Alex Bray, @StGilesResident reports on Twitter on this improved jacket which has been wrapped round copies of David Cameron’s book in Foyles in Charing Cross Road. (Thanks to Dr Syntax for forwarding the tweet.)

Quite an elaborate effort, but of course color printing has become so much easier (and cheaper) to get done nowadays. Fifty years ago only the richest of commentators could have paid for a job like this. Now we almost  all have a little color printer in our homes: not that this job could have been done on your personal printer without taping several sheets together.

You’ve got to love the puff from our guy on the front of the jacket. The culprit has done flaps too, which you can see by following the link to the tweet.

Is this the ultimate in (worthwhile) fame? Uno Cup, Inc. has designed a typeface based upon Ms Thunberg’s handwriting.

Greta Grotesk Regular. © Uno

The font, which is based upon a sign Ms Thunberg deployed in front of the Swedish parliament, will no doubt be appearing in lots of upcoming demos. It’s available for free downloading.

Hyperallergic carries the story, and shows a few words set in Greta Grotesk Regular.

Uno is a startup aiming to provide us all with a single reusable cup which we will carry around with us. “Our vision is simple: we should all have one incredible cup of our own that can be easily filled with all the beverages we love. No more paper cups, plastic bottles or straws. We’re partnering with the most forward-thinking workplaces and merchants to enable Uno anywhere you get beverages.” You can reserve your cup in one of three sizes at their site. Seems to me the biggest problem might be persuading those vendors to accept the cups.

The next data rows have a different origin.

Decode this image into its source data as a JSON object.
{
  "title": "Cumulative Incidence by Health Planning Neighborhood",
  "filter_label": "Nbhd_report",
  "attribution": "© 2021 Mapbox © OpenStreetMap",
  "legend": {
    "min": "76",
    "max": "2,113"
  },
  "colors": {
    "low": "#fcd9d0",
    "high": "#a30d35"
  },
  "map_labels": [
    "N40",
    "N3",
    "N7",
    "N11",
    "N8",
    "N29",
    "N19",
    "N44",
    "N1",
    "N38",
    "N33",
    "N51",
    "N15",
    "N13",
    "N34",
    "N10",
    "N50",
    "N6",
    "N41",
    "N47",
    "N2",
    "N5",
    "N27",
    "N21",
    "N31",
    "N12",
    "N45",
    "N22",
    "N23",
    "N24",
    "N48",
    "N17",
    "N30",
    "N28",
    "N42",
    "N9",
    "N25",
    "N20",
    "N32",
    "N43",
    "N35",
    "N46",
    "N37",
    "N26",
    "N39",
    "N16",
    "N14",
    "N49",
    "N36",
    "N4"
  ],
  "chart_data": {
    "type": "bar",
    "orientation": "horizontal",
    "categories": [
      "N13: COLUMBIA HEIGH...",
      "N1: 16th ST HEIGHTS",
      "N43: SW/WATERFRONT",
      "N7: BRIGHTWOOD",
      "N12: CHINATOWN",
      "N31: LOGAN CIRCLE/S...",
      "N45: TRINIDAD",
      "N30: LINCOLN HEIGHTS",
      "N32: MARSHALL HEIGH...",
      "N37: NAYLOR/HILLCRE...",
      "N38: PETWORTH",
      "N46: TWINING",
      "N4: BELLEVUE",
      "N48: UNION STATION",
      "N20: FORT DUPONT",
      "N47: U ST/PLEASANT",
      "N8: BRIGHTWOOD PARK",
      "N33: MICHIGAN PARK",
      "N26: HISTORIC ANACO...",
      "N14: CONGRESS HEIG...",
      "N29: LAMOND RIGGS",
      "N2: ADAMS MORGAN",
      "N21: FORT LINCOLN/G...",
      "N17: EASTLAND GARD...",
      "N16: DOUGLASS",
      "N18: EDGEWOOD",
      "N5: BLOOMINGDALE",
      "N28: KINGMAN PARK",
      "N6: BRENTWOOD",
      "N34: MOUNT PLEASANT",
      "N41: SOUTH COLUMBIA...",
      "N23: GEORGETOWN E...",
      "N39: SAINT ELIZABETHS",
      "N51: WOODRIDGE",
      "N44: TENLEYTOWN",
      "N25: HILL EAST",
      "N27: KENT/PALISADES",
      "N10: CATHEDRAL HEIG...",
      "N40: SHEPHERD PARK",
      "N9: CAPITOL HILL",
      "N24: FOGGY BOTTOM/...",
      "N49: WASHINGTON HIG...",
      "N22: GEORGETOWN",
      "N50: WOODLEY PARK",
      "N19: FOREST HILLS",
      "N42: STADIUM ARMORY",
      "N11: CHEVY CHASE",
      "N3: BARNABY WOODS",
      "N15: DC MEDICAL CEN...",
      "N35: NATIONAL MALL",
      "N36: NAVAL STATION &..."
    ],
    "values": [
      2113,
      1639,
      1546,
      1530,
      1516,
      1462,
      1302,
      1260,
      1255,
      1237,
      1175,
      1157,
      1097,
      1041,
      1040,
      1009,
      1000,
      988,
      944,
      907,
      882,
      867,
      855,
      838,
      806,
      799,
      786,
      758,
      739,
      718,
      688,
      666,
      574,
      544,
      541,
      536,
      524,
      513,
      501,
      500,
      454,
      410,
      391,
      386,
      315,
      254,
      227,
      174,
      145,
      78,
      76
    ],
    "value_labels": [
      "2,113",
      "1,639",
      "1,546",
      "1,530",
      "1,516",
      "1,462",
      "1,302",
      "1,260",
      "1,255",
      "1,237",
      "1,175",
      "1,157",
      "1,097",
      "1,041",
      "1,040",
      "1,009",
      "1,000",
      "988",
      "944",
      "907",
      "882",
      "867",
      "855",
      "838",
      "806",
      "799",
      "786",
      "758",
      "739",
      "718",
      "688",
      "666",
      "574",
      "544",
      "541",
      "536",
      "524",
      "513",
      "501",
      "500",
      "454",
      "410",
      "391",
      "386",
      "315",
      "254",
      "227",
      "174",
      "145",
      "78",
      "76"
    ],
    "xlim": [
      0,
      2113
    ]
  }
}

The Passive Voice has a wise and sensible post about keeping alert while signing with an agent. Beware: individuals die; organizations (tend to) survive. Literary agents are individuals, and as he suggests, it’s probably the skills of that individual which motivated you to sign with the agency (which may of course in any case be a one-person operation). Unless there’s a cancellation policy specified in the contract, the “agency” will continue to represent you even after the agent you liked has moved on to another company or world.

Click on the Agency link just above the title of the PV post to access a range of advice about agents. The law is the Passive Guy’s area of expertise — not forecasting the future of book publishing. If you are thinking of signing with an agent or publisher you should read this and some of his other advice first.